Voilà les 4 axes sur lesquels, je voulais insister, mais je ne serai pas plus long. Aujourd'hui et je veux simplement vous encourager toutes et tous à garder cette ambition. En tout cas, je souhaite que le G20 qui arrive piloté par l'Afrique du Sud, soit l'occasion en particulier, sur le coût du capital, d'avancer, que l'agenda des Nations Unies soit soutenu sur ces différents points. Vous l'avez compris, en fin d'année, à la COP 30 de Belém, nous aurons à poursuivre notre agenda climatique. Nous aurons, avec le One Health Summit de Lyon, à renforcer les choses en matière de santé.

La France aura l'honneur, l'année prochaine, de prendre la présidence du G7, et nous poursuivrons, avec beaucoup de pays présents dans la salle, ce travail pour, au fond, accélérer la refonte de notre architecture internationale, mais le faire de manière très pragmatique autour des quelques ambitions que je viens ici d'évoquer, lever l'argent là où il est pour financer nos priorités, mieux utiliser l'argent public, avoir plus d'effet de levier sur l'argent privé, poursuivre la logique de respect des souverainetés des pays et des plateformes pays sur les grands sujets, et développer des chaînes de valeur et de la création de richesses dans tous les pays en voie de développement et les pays les plus pauvres qui en ont besoin.

Merci pour votre attention, Mesdames et Messieurs. Merci une fois encore au gouvernement espagnol pour cette mobilisation.

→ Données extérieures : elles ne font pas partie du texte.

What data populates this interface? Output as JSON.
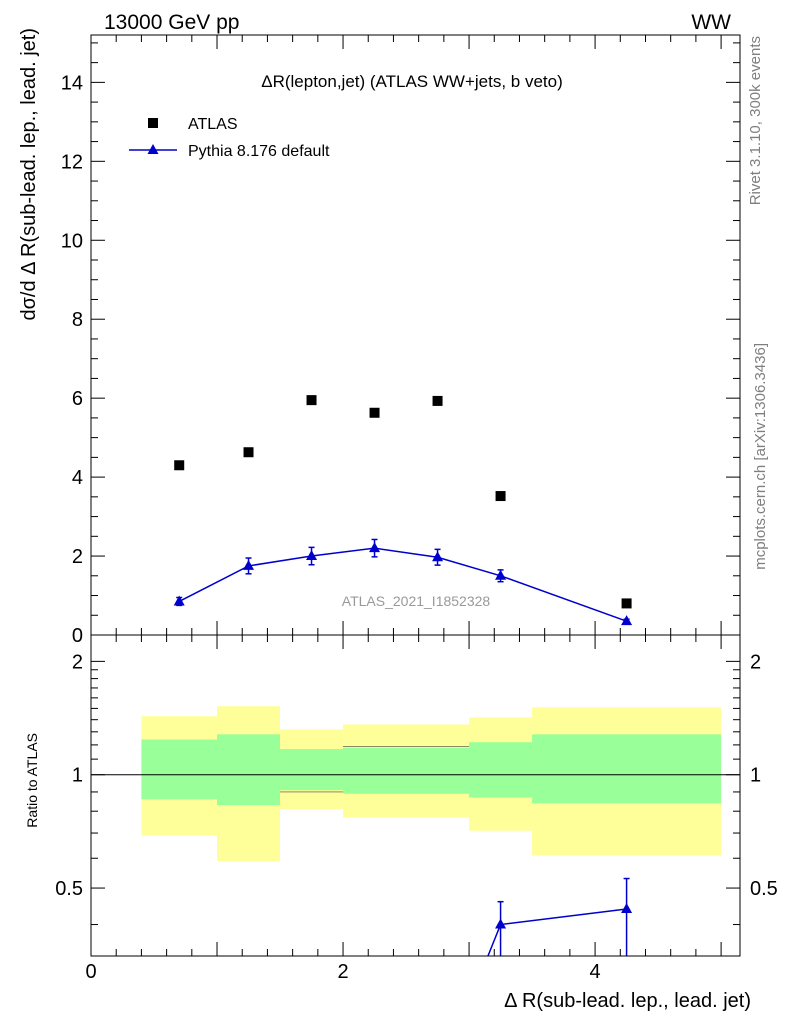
{
  "header": {
    "left": "13000 GeV pp",
    "right": "WW"
  },
  "side_labels": {
    "rivet": "Rivet 3.1.10,  300k events",
    "mcplots": "mcplots.cern.ch [arXiv:1306.3436]"
  },
  "chart_data": [
    {
      "type": "scatter",
      "panel": "main",
      "title": "ΔR(lepton,jet) (ATLAS WW+jets, b veto)",
      "watermark": "ATLAS_2021_I1852328",
      "ylabel": "dσ/d Δ R(sub-lead. lep., lead. jet)",
      "xlim": [
        0,
        5.15
      ],
      "ylim": [
        0,
        15.2
      ],
      "yticks": [
        0,
        2,
        4,
        6,
        8,
        10,
        12,
        14
      ],
      "ytick_labels": [
        "0",
        "2",
        "4",
        "6",
        "8",
        "10",
        "12",
        "14"
      ],
      "legend_position": "top-left",
      "series": [
        {
          "name": "ATLAS",
          "marker": "square",
          "color": "#000000",
          "points": [
            {
              "x": 0.7,
              "y": 4.3
            },
            {
              "x": 1.25,
              "y": 4.63
            },
            {
              "x": 1.75,
              "y": 5.95
            },
            {
              "x": 2.25,
              "y": 5.63
            },
            {
              "x": 2.75,
              "y": 5.93
            },
            {
              "x": 3.25,
              "y": 3.52
            },
            {
              "x": 4.25,
              "y": 0.8
            }
          ]
        },
        {
          "name": "Pythia 8.176 default",
          "marker": "triangle",
          "color": "#0000cc",
          "points": [
            {
              "x": 0.7,
              "y": 0.85,
              "err": 0.1
            },
            {
              "x": 1.25,
              "y": 1.75,
              "err": 0.2
            },
            {
              "x": 1.75,
              "y": 2.0,
              "err": 0.22
            },
            {
              "x": 2.25,
              "y": 2.2,
              "err": 0.22
            },
            {
              "x": 2.75,
              "y": 1.97,
              "err": 0.2
            },
            {
              "x": 3.25,
              "y": 1.5,
              "err": 0.15
            },
            {
              "x": 4.25,
              "y": 0.35,
              "err": 0.05
            }
          ]
        }
      ]
    },
    {
      "type": "area",
      "panel": "ratio",
      "ylabel": "Ratio to ATLAS",
      "xlabel": "Δ R(sub-lead. lep., lead. jet)",
      "xlim": [
        0,
        5.15
      ],
      "ylim": [
        0.33,
        2.35
      ],
      "xticks": [
        0,
        2,
        4
      ],
      "xtick_labels": [
        "0",
        "2",
        "4"
      ],
      "yticks": [
        0.5,
        1,
        2
      ],
      "ytick_labels": [
        "0.5",
        "1",
        "2"
      ],
      "bands": {
        "edges": [
          0.4,
          1.0,
          1.5,
          2.0,
          3.0,
          3.5,
          5.0
        ],
        "yellow_low": [
          0.69,
          0.59,
          0.81,
          0.77,
          0.71,
          0.61
        ],
        "yellow_high": [
          1.43,
          1.52,
          1.32,
          1.36,
          1.42,
          1.51
        ],
        "green_low": [
          0.86,
          0.83,
          0.91,
          0.89,
          0.87,
          0.84
        ],
        "green_high": [
          1.24,
          1.28,
          1.17,
          1.18,
          1.22,
          1.28
        ]
      },
      "edge_segments": [
        {
          "bin": 2,
          "y": 0.9
        },
        {
          "bin": 3,
          "y": 1.19
        }
      ],
      "reference_line": 1,
      "series": [
        {
          "name": "Pythia 8.176 default",
          "color": "#0000cc",
          "points": [
            {
              "x": 3.25,
              "y": 0.4,
              "err_up": 0.06,
              "err_down": 0.07
            },
            {
              "x": 4.25,
              "y": 0.44,
              "err_up": 0.09,
              "err_down": 0.11
            }
          ]
        }
      ]
    }
  ]
}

Deux ans après le Sommet pour un nouveau pacte financier mondial qui s’était tenu en juin 2023 à Paris, le chef de l’Etat a ensuite présidé avec le Président du Kenya William Ruto un événement de haut niveau avec les membres de la coalition du « Pacte pour la Prospérité, les Peuples et la Planète » (4P), rassemblant 73 pays, afin de partager les avancées permises par la coalition depuis deux ans et renouveler l'engagement commun : « aucun pays ne doit avoir à choisir entre combattre la pauvreté et la préservation de la planète ».